Magic mushrooms may make for amusing Eminem lyrics, but are not and never have been a strong theme in the ongoing sports-crime story. Almost every other drug is strongly represented, but psilocybin-related arrests, as well as LSD busts, are extremely rare. It's hard to say why, exactly — maybe it's because the drug is relatively easy to conceal, or cops don't look for it, or maybe just because jocks simply don't dig paisley. Anyway, the lack of 'shroom arrests is curious, especially given the fact that mushrooms are such an excellent cure for headaches and other pain — one would think that football players would ingest them like donuts.

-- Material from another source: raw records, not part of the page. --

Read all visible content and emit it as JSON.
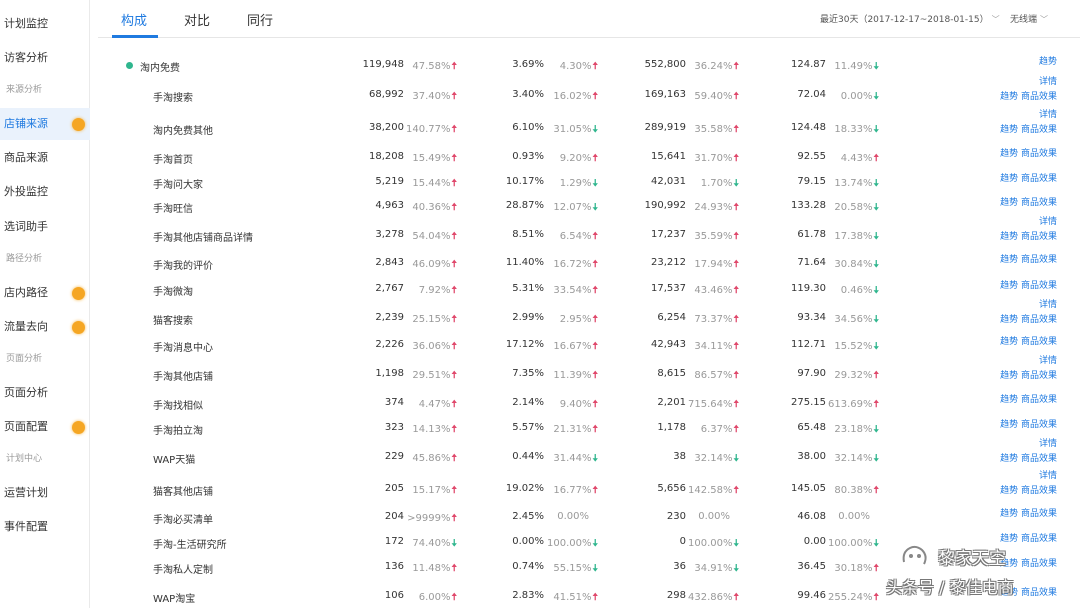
{
  "sidebar": {
    "items": [
      {
        "label": "计划监控",
        "type": "item"
      },
      {
        "label": "访客分析",
        "type": "item"
      },
      {
        "label": "来源分析",
        "type": "section"
      },
      {
        "label": "店铺来源",
        "type": "item",
        "active": true,
        "dot": true
      },
      {
        "label": "商品来源",
        "type": "item"
      },
      {
        "label": "外投监控",
        "type": "item"
      },
      {
        "label": "选词助手",
        "type": "item"
      },
      {
        "label": "路径分析",
        "type": "section"
      },
      {
        "label": "店内路径",
        "type": "item",
        "dot": true
      },
      {
        "label": "流量去向",
        "type": "item",
        "dot": true
      },
      {
        "label": "页面分析",
        "type": "section"
      },
      {
        "label": "页面分析",
        "type": "item"
      },
      {
        "label": "页面配置",
        "type": "item",
        "dot": true
      },
      {
        "label": "计划中心",
        "type": "section"
      },
      {
        "label": "运营计划",
        "type": "item"
      },
      {
        "label": "事件配置",
        "type": "item"
      }
    ]
  },
  "tabs": [
    "构成",
    "对比",
    "同行"
  ],
  "filters": {
    "date_range": "最近30天（2017-12-17~2018-01-15）",
    "device": "无线端"
  },
  "colors": {
    "accent": "#1f7ae0",
    "up": "#e0486b",
    "down": "#2fb68e",
    "dot": "#f5a623"
  },
  "rows": [
    {
      "name": "淘内免费",
      "v1": "119,948",
      "p1": "47.58%",
      "a1": "up",
      "v2": "3.69%",
      "p2": "4.30%",
      "a2": "up",
      "v3": "552,800",
      "p3": "36.24%",
      "a3": "up",
      "v4": "124.87",
      "p4": "11.49%",
      "a4": "down",
      "links": [
        "趋势"
      ],
      "top": true
    },
    {
      "name": "手淘搜索",
      "v1": "68,992",
      "p1": "37.40%",
      "a1": "up",
      "v2": "3.40%",
      "p2": "16.02%",
      "a2": "up",
      "v3": "169,163",
      "p3": "59.40%",
      "a3": "up",
      "v4": "72.04",
      "p4": "0.00%",
      "a4": "down",
      "links": [
        "详情",
        "趋势 商品效果"
      ]
    },
    {
      "name": "淘内免费其他",
      "v1": "38,200",
      "p1": "140.77%",
      "a1": "up",
      "v2": "6.10%",
      "p2": "31.05%",
      "a2": "down",
      "v3": "289,919",
      "p3": "35.58%",
      "a3": "up",
      "v4": "124.48",
      "p4": "18.33%",
      "a4": "down",
      "links": [
        "详情",
        "趋势 商品效果"
      ]
    },
    {
      "name": "手淘首页",
      "v1": "18,208",
      "p1": "15.49%",
      "a1": "up",
      "v2": "0.93%",
      "p2": "9.20%",
      "a2": "up",
      "v3": "15,641",
      "p3": "31.70%",
      "a3": "up",
      "v4": "92.55",
      "p4": "4.43%",
      "a4": "up",
      "links": [
        "趋势 商品效果"
      ]
    },
    {
      "name": "手淘问大家",
      "v1": "5,219",
      "p1": "15.44%",
      "a1": "up",
      "v2": "10.17%",
      "p2": "1.29%",
      "a2": "down",
      "v3": "42,031",
      "p3": "1.70%",
      "a3": "down",
      "v4": "79.15",
      "p4": "13.74%",
      "a4": "down",
      "links": [
        "趋势 商品效果"
      ]
    },
    {
      "name": "手淘旺信",
      "v1": "4,963",
      "p1": "40.36%",
      "a1": "up",
      "v2": "28.87%",
      "p2": "12.07%",
      "a2": "down",
      "v3": "190,992",
      "p3": "24.93%",
      "a3": "up",
      "v4": "133.28",
      "p4": "20.58%",
      "a4": "down",
      "links": [
        "趋势 商品效果"
      ]
    },
    {
      "name": "手淘其他店铺商品详情",
      "v1": "3,278",
      "p1": "54.04%",
      "a1": "up",
      "v2": "8.51%",
      "p2": "6.54%",
      "a2": "up",
      "v3": "17,237",
      "p3": "35.59%",
      "a3": "up",
      "v4": "61.78",
      "p4": "17.38%",
      "a4": "down",
      "links": [
        "详情",
        "趋势 商品效果"
      ]
    },
    {
      "name": "手淘我的评价",
      "v1": "2,843",
      "p1": "46.09%",
      "a1": "up",
      "v2": "11.40%",
      "p2": "16.72%",
      "a2": "up",
      "v3": "23,212",
      "p3": "17.94%",
      "a3": "up",
      "v4": "71.64",
      "p4": "30.84%",
      "a4": "down",
      "links": [
        "趋势 商品效果"
      ]
    },
    {
      "name": "手淘微淘",
      "v1": "2,767",
      "p1": "7.92%",
      "a1": "up",
      "v2": "5.31%",
      "p2": "33.54%",
      "a2": "up",
      "v3": "17,537",
      "p3": "43.46%",
      "a3": "up",
      "v4": "119.30",
      "p4": "0.46%",
      "a4": "down",
      "links": [
        "趋势 商品效果"
      ]
    },
    {
      "name": "猫客搜索",
      "v1": "2,239",
      "p1": "25.15%",
      "a1": "up",
      "v2": "2.99%",
      "p2": "2.95%",
      "a2": "up",
      "v3": "6,254",
      "p3": "73.37%",
      "a3": "up",
      "v4": "93.34",
      "p4": "34.56%",
      "a4": "down",
      "links": [
        "详情",
        "趋势 商品效果"
      ]
    },
    {
      "name": "手淘消息中心",
      "v1": "2,226",
      "p1": "36.06%",
      "a1": "up",
      "v2": "17.12%",
      "p2": "16.67%",
      "a2": "up",
      "v3": "42,943",
      "p3": "34.11%",
      "a3": "up",
      "v4": "112.71",
      "p4": "15.52%",
      "a4": "down",
      "links": [
        "趋势 商品效果"
      ]
    },
    {
      "name": "手淘其他店铺",
      "v1": "1,198",
      "p1": "29.51%",
      "a1": "up",
      "v2": "7.35%",
      "p2": "11.39%",
      "a2": "up",
      "v3": "8,615",
      "p3": "86.57%",
      "a3": "up",
      "v4": "97.90",
      "p4": "29.32%",
      "a4": "up",
      "links": [
        "详情",
        "趋势 商品效果"
      ]
    },
    {
      "name": "手淘找相似",
      "v1": "374",
      "p1": "4.47%",
      "a1": "up",
      "v2": "2.14%",
      "p2": "9.40%",
      "a2": "up",
      "v3": "2,201",
      "p3": "715.64%",
      "a3": "up",
      "v4": "275.15",
      "p4": "613.69%",
      "a4": "up",
      "links": [
        "趋势 商品效果"
      ]
    },
    {
      "name": "手淘拍立淘",
      "v1": "323",
      "p1": "14.13%",
      "a1": "up",
      "v2": "5.57%",
      "p2": "21.31%",
      "a2": "up",
      "v3": "1,178",
      "p3": "6.37%",
      "a3": "up",
      "v4": "65.48",
      "p4": "23.18%",
      "a4": "down",
      "links": [
        "趋势 商品效果"
      ]
    },
    {
      "name": "WAP天猫",
      "v1": "229",
      "p1": "45.86%",
      "a1": "up",
      "v2": "0.44%",
      "p2": "31.44%",
      "a2": "down",
      "v3": "38",
      "p3": "32.14%",
      "a3": "down",
      "v4": "38.00",
      "p4": "32.14%",
      "a4": "down",
      "links": [
        "详情",
        "趋势 商品效果"
      ]
    },
    {
      "name": "猫客其他店铺",
      "v1": "205",
      "p1": "15.17%",
      "a1": "up",
      "v2": "19.02%",
      "p2": "16.77%",
      "a2": "up",
      "v3": "5,656",
      "p3": "142.58%",
      "a3": "up",
      "v4": "145.05",
      "p4": "80.38%",
      "a4": "up",
      "links": [
        "详情",
        "趋势 商品效果"
      ]
    },
    {
      "name": "手淘必买清单",
      "v1": "204",
      "p1": ">9999%",
      "a1": "up",
      "v2": "2.45%",
      "p2": "0.00%",
      "a2": "none",
      "v3": "230",
      "p3": "0.00%",
      "a3": "none",
      "v4": "46.08",
      "p4": "0.00%",
      "a4": "none",
      "links": [
        "趋势 商品效果"
      ]
    },
    {
      "name": "手淘-生活研究所",
      "v1": "172",
      "p1": "74.40%",
      "a1": "down",
      "v2": "0.00%",
      "p2": "100.00%",
      "a2": "down",
      "v3": "0",
      "p3": "100.00%",
      "a3": "down",
      "v4": "0.00",
      "p4": "100.00%",
      "a4": "down",
      "links": [
        "趋势 商品效果"
      ]
    },
    {
      "name": "手淘私人定制",
      "v1": "136",
      "p1": "11.48%",
      "a1": "up",
      "v2": "0.74%",
      "p2": "55.15%",
      "a2": "down",
      "v3": "36",
      "p3": "34.91%",
      "a3": "down",
      "v4": "36.45",
      "p4": "30.18%",
      "a4": "up",
      "links": [
        "趋势 商品效果"
      ]
    },
    {
      "name": "WAP淘宝",
      "v1": "106",
      "p1": "6.00%",
      "a1": "up",
      "v2": "2.83%",
      "p2": "41.51%",
      "a2": "up",
      "v3": "298",
      "p3": "432.86%",
      "a3": "up",
      "v4": "99.46",
      "p4": "255.24%",
      "a4": "up",
      "links": [
        "趋势 商品效果"
      ]
    }
  ],
  "watermark": {
    "line1": "黎家天空",
    "line2": "头条号 / 黎佳电商"
  }
}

We now know that at least one ex-NBA scrub is bucking this trend and embracing the fungi. Scott Meents, a 45-year-old former bench-rider for the Bulls, Sonics, and Jazz, was busted earlier this month in Lake County, Oregon, for possession of nearly 19 pounds of magic mushrooms. Meents — a former star at the University of Illinois who was selected in the fourth round of the 1986 draft by the Bulls — got caught because he was driving his Cadillac 69 mph in a 55 mph zone. (One really wonders about a person who speeds when he is driving in a car carrying 19 pounds of magic mushrooms.)
Of the few other 'shroom busts among jocks, the best-known involved a couple of Gonzaga basketball players, Theo Davis and Josh Heytvelt, back in February 2007. That duo got pulled over by cops and hit with a weed-and-'shroom bust, which sucked for them because the mushroom count was a felony. A decent college player who declared early yet went undrafted, Heytvelt was last seen playing summer-league ball — not for the Magic (ha!), but for the Wizards.
The only other "athlete" who had a mushroom incident was professional skateboarder Jerome Rogers, who had an Almost Famous moment and bugged out naked on the roof of his house in Redondo Beach earlier this summer. I refuse to care about that incident for even one more sentence.
Give Meents 11 points for the 'shrooms — frankly, if you're going to deal drugs, you have to learn how to drive the speed limit.
In a pit of trouble
He hasn't been arrested, and maybe he won't be. But former Boston Celtics coach Rick Pitino, of late the pseudo-stud coach at the University of Louisville, is in a bit of a mess involving a woman named Karen Cunagin Sypher.
Sypher is in trouble with the law for attempting, allegedly, to extort $10 million from Pitino by threatening to out him for (again, allegedly) raping her in a restaurant in Kentucky called Porcini (and allegedly on a table). Pitino acknowledged in an interview with police that he had sex with the woman in the restaurant, and also admitted to paying her $3000, apparently for an abortion. Sypher says the act wasn't consensual, but authorities say there was insufficient evidence to file a rape charge. More to come as this one develops.
Kane wasn't able — to tip
Kind of an awesome story from the world of hockey — that is, if you like tales about star athletes who shine in the stadium but turn out to be unbelievable assholes in their private lives.
Chicago Blackhawks star winger and 2007 NHL Rookie of the Year Patrick Kane and his cousin, James Kane, were arrested this past week in Patrick's home town of Buffalo and charged with felony robbery. It seems that the two lunkhead goons gave a cabbie $15 for a $13.80 fare. The cabbie gave them a dollar back but then told them he didn't have 20 cents for the rest. Their response? Naturally, the pair tore the money from the 62-year-old cabbie's hand and started punching him in the face and head.
Patrick Kane earns $875,000 a year, plus bonuses — guess a tip was out of the question. Give him 60 points for severe dickness.